Ustawa zakazuje odbioru niekompletnego sprzętu AGD (i RTV) podmiotom innym niż punkty przetwarzania odpadów, komunalne punkty zbiórki odpadów czy duże sklepy z AGD i RTV. Chodzi zapewne o to, aby przy okazji niebezpieczne elementy odpadów nie zostały niewłaściwie zutylizowane, a przez to zaszkodziły środowisku. Podejrzewam też, że utylizacja elektroodpadów to biznes jak każdy inny. Z jednej strony prawidłowe unieszkodliwianie złych substancji jest bardzo kosztowne, z drugiej – odbiorca takich odpadów może przynajmniej „odbić” sobie część kosztów, odzyskując również elementy wartościowe, na przykład metale szlachetne. Trudno zatem oczekiwać, że legalnie działające instytucje będą wyłącznie ponosiły koszty bezpiecznego unieszkodliwiania trujących nas substancji, podczas gdy złomowiska zarobią na sprzedaży części metalowych.

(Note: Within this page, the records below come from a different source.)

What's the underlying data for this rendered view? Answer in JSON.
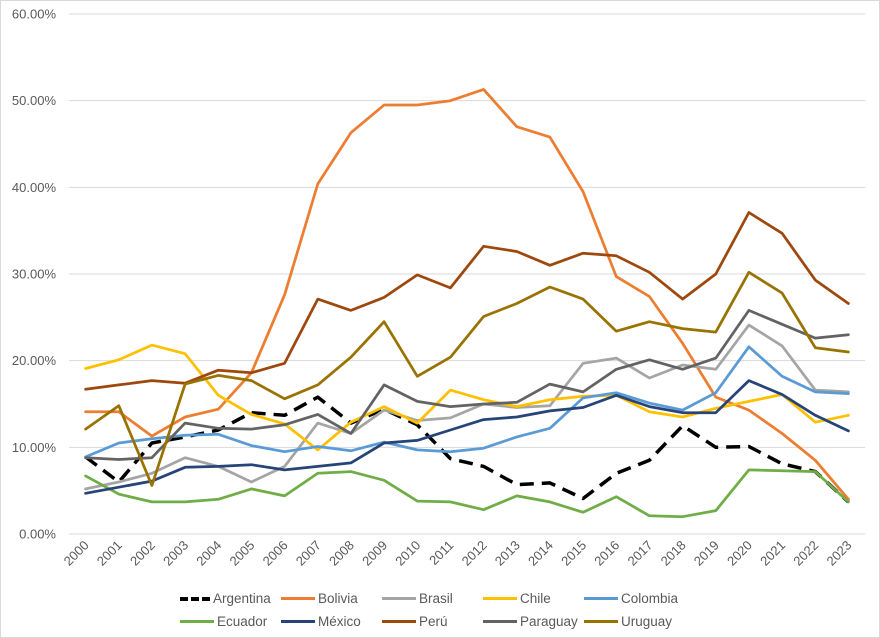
{
  "chart_data": {
    "type": "line",
    "title": "",
    "xlabel": "",
    "ylabel": "",
    "ylim": [
      0,
      60
    ],
    "y_ticks": [
      "0.00%",
      "10.00%",
      "20.00%",
      "30.00%",
      "40.00%",
      "50.00%",
      "60.00%"
    ],
    "y_tick_values": [
      0,
      10,
      20,
      30,
      40,
      50,
      60
    ],
    "grid": true,
    "legend_position": "bottom",
    "categories": [
      "2000",
      "2001",
      "2002",
      "2003",
      "2004",
      "2005",
      "2006",
      "2007",
      "2008",
      "2009",
      "2010",
      "2011",
      "2012",
      "2013",
      "2014",
      "2015",
      "2016",
      "2017",
      "2018",
      "2019",
      "2020",
      "2021",
      "2022",
      "2023"
    ],
    "series": [
      {
        "name": "Argentina",
        "color": "#000000",
        "dashed": true,
        "values": [
          8.9,
          6.0,
          10.5,
          11.2,
          12.0,
          14.0,
          13.7,
          15.8,
          12.8,
          14.4,
          12.6,
          8.7,
          7.8,
          5.7,
          5.9,
          4.1,
          7.0,
          8.5,
          12.5,
          10.0,
          10.1,
          8.1,
          7.2,
          3.7
        ]
      },
      {
        "name": "Bolivia",
        "color": "#ED7D31",
        "dashed": false,
        "values": [
          14.1,
          14.1,
          11.3,
          13.5,
          14.4,
          18.6,
          27.6,
          40.4,
          46.3,
          49.5,
          49.5,
          50.0,
          51.3,
          47.0,
          45.8,
          39.5,
          29.7,
          27.4,
          22.0,
          15.8,
          14.3,
          11.6,
          8.5,
          4.0
        ]
      },
      {
        "name": "Brasil",
        "color": "#A5A5A5",
        "dashed": false,
        "values": [
          5.2,
          6.0,
          7.0,
          8.8,
          7.8,
          6.0,
          7.8,
          12.8,
          11.6,
          14.3,
          13.1,
          13.4,
          15.0,
          14.6,
          14.8,
          19.7,
          20.3,
          18.0,
          19.5,
          19.0,
          24.1,
          21.7,
          16.6,
          16.4
        ]
      },
      {
        "name": "Chile",
        "color": "#FFC000",
        "dashed": false,
        "values": [
          19.1,
          20.1,
          21.8,
          20.8,
          16.0,
          13.8,
          12.7,
          9.7,
          12.9,
          14.7,
          12.8,
          16.6,
          15.5,
          14.7,
          15.5,
          15.9,
          16.0,
          14.1,
          13.5,
          14.5,
          15.3,
          16.1,
          12.9,
          13.7
        ]
      },
      {
        "name": "Colombia",
        "color": "#5B9BD5",
        "dashed": false,
        "values": [
          8.9,
          10.5,
          11.0,
          11.4,
          11.5,
          10.2,
          9.5,
          10.1,
          9.6,
          10.6,
          9.7,
          9.5,
          9.9,
          11.2,
          12.2,
          15.7,
          16.3,
          15.1,
          14.3,
          16.3,
          21.6,
          18.2,
          16.4,
          16.2
        ]
      },
      {
        "name": "Ecuador",
        "color": "#70AD47",
        "dashed": false,
        "values": [
          6.7,
          4.6,
          3.7,
          3.7,
          4.0,
          5.2,
          4.4,
          7.0,
          7.2,
          6.2,
          3.8,
          3.7,
          2.8,
          4.4,
          3.7,
          2.5,
          4.3,
          2.1,
          2.0,
          2.7,
          7.4,
          7.3,
          7.2,
          3.7
        ]
      },
      {
        "name": "México",
        "color": "#264478",
        "dashed": false,
        "values": [
          4.7,
          5.4,
          6.1,
          7.7,
          7.8,
          8.0,
          7.4,
          7.8,
          8.2,
          10.5,
          10.8,
          12.0,
          13.2,
          13.5,
          14.2,
          14.6,
          16.0,
          14.7,
          14.0,
          14.0,
          17.7,
          16.1,
          13.7,
          11.9
        ]
      },
      {
        "name": "Perú",
        "color": "#9E480E",
        "dashed": false,
        "values": [
          16.7,
          17.2,
          17.7,
          17.4,
          18.9,
          18.6,
          19.7,
          27.1,
          25.8,
          27.3,
          29.9,
          28.4,
          33.2,
          32.6,
          31.0,
          32.4,
          32.1,
          30.2,
          27.1,
          30.0,
          37.1,
          34.7,
          29.3,
          26.6
        ]
      },
      {
        "name": "Paraguay",
        "color": "#636363",
        "dashed": false,
        "values": [
          8.8,
          8.6,
          8.8,
          12.8,
          12.2,
          12.1,
          12.6,
          13.8,
          11.6,
          17.2,
          15.3,
          14.7,
          15.0,
          15.2,
          17.3,
          16.4,
          19.0,
          20.1,
          19.0,
          20.3,
          25.8,
          24.2,
          22.6,
          23.0
        ]
      },
      {
        "name": "Uruguay",
        "color": "#997300",
        "dashed": false,
        "values": [
          12.1,
          14.8,
          5.6,
          17.3,
          18.3,
          17.7,
          15.6,
          17.2,
          20.4,
          24.5,
          18.2,
          20.4,
          25.1,
          26.6,
          28.5,
          27.1,
          23.4,
          24.5,
          23.7,
          23.3,
          30.2,
          27.8,
          21.5,
          21.0
        ]
      }
    ]
  }
}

A co zrobić z urządzeniem, które wciąż jest sprawne, a jednak chcemy się z nim pożegnać?
Jeśli urządzenie jest wciąż wartościowe, możemy spróbować je sprzedać. Drobne AGD ma szansę znaleźć nabywcę, jeśli jest dość nowe i w idealnym stanie. Takie sprzęty są na tyle tanie, że kupujący wolą wybrać nowy model, bezpośrednio ze sklepu, z gwarancją niż wciąż dobry, ale zużyty produkt wysokiej jakości za podobne pieniądze. Z kolei duże AGD, wyraźnie używane, sprzed kilku lat ma szansę zostać zakupione choćby na tzw. działkę. Oczywiście pod warunkiem, że zaproponujemy cenę zdecydowanie niższą niż nowy produkt. W przypadku mniej atrakcyjnych, starszych produktów zawsze pozostaje opcja oddania ich za darmo. Możemy z niej skorzystać zarówno poprzez serwis OLX, jak i na lokalnych grupach FB. Zapomniałabym! Zawsze jeszcze zostaje opcja oddania produktu cioci / teściowej / kuzynce 🙂 . Może się okazać, że za słaby dla nas blender z plastikową stopą u rzadko gotującej osoby świetnie się sprawdzi. Zawsze to miło wiedzieć, że nasze urządzenie wciąż komuś służy. I jak ekologicznie 😉 .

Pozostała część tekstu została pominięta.